The pressure group said 700 people heeded their call to participate in the peaceful protest. Our correspondent Simon Muchemwa said he saw protesters marching from the city’s Nelson Mandela Avenue and Leopold Takawira Avenue, towards parliament. They were singing and holding placards but were violently dispersed by anti riot police when they reached parliament.
NCA Chairperson Dr. Lovemore Madhuku told us several people were seriously injured, while at least two activists were arrested.
After the protesters were forcibly dispersed they regrouped along First Street and started marching towards the Reserve Bank, where they addressed crowds in cash queues and at food outlets.
The demonstrations were supposed to be held in the country’s four other main cities but the NCA says this time around they invited their ‘commanders,’ who mobilise people in other towns, to take part in the Harare demonstration. The pressure group says it will continue holding peaceful protests.
Meanwhile political analyst Professor John Makumbe believes if these protest marches are to have any positive impact, thousands of people have to take to the streets, and not just a few hundred.
Ironically while the NCA activists marched for a better standard of living, most people remained watching from their bank queues.
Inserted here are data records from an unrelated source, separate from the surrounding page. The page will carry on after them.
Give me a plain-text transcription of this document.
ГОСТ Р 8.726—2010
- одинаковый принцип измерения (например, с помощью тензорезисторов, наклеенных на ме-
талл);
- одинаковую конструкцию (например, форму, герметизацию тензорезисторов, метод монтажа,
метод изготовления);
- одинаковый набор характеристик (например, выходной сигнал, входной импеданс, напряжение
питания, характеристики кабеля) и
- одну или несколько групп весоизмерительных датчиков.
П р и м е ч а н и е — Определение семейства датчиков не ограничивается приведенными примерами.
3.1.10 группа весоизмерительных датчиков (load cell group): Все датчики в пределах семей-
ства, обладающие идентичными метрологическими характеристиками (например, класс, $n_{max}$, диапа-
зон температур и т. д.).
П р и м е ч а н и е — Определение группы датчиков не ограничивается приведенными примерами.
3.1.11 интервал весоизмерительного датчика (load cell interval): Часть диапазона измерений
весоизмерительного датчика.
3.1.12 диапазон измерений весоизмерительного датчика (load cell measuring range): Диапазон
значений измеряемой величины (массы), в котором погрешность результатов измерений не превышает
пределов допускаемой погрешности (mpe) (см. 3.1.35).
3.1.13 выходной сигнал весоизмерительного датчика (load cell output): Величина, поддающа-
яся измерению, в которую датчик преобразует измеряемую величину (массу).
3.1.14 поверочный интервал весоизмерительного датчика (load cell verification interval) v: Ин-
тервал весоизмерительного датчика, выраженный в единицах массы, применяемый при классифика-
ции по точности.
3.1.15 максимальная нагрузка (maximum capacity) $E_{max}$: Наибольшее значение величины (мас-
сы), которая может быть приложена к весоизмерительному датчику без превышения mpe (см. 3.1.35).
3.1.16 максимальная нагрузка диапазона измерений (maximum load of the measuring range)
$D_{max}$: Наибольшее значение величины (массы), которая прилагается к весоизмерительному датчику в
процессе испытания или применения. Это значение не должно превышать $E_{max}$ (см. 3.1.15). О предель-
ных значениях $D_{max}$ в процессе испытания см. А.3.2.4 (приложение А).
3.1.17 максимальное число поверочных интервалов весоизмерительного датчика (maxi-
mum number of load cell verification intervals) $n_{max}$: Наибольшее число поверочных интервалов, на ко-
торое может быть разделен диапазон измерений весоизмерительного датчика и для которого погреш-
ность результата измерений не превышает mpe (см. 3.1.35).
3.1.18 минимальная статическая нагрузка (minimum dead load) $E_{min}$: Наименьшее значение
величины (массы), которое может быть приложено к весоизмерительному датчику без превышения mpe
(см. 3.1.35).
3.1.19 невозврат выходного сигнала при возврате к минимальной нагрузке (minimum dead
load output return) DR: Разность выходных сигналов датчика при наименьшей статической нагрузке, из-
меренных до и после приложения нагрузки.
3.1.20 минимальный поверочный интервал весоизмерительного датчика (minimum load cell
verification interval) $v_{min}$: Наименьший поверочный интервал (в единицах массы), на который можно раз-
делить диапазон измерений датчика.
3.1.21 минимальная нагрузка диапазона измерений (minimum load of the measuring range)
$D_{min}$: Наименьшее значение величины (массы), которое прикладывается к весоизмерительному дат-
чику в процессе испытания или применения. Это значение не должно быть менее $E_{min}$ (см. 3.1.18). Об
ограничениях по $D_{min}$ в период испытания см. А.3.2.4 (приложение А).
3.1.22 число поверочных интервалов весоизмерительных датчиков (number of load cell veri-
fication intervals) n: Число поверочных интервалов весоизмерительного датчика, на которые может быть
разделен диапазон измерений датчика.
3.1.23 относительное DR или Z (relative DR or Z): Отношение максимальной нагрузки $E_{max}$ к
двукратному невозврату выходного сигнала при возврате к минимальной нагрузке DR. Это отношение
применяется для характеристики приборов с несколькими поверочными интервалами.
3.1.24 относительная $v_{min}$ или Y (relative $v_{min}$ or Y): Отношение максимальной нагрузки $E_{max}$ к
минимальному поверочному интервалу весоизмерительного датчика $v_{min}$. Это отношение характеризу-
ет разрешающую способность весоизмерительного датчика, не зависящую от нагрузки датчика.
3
Makumbe said unfortunately people are busy scavenging for food and will not drop everything for street protests, when they feel they have to survive first.
He said: “Secondly the organisers of street demonstrators have to first of all convince the people that it is right to be killed, it is right to be injured, it is right to be locked in a nasty cell in Matapi. And if you don’t convince people mentally along those lines you will not mobilise them.”
The NCA and Women of Zimbabwe Arise have been at the forefront of street protests, but it’s rare to see the general public and other civic groups coming out in solidarity. Professor Makumbe said unfortunately at the moment there is no organisation in Zimbabwe that has been able to successfully convince the masses of a sustainable, non-stop confrontation, against the despotic regime.
He said civil society is lacking the capacity to organise and that the management in spreading information to the public is currently very poor. The outspoken analysts said this is in spite of 13 non governmental organisations coming together recently, to say they will work together, but they have failed to mobilise the people.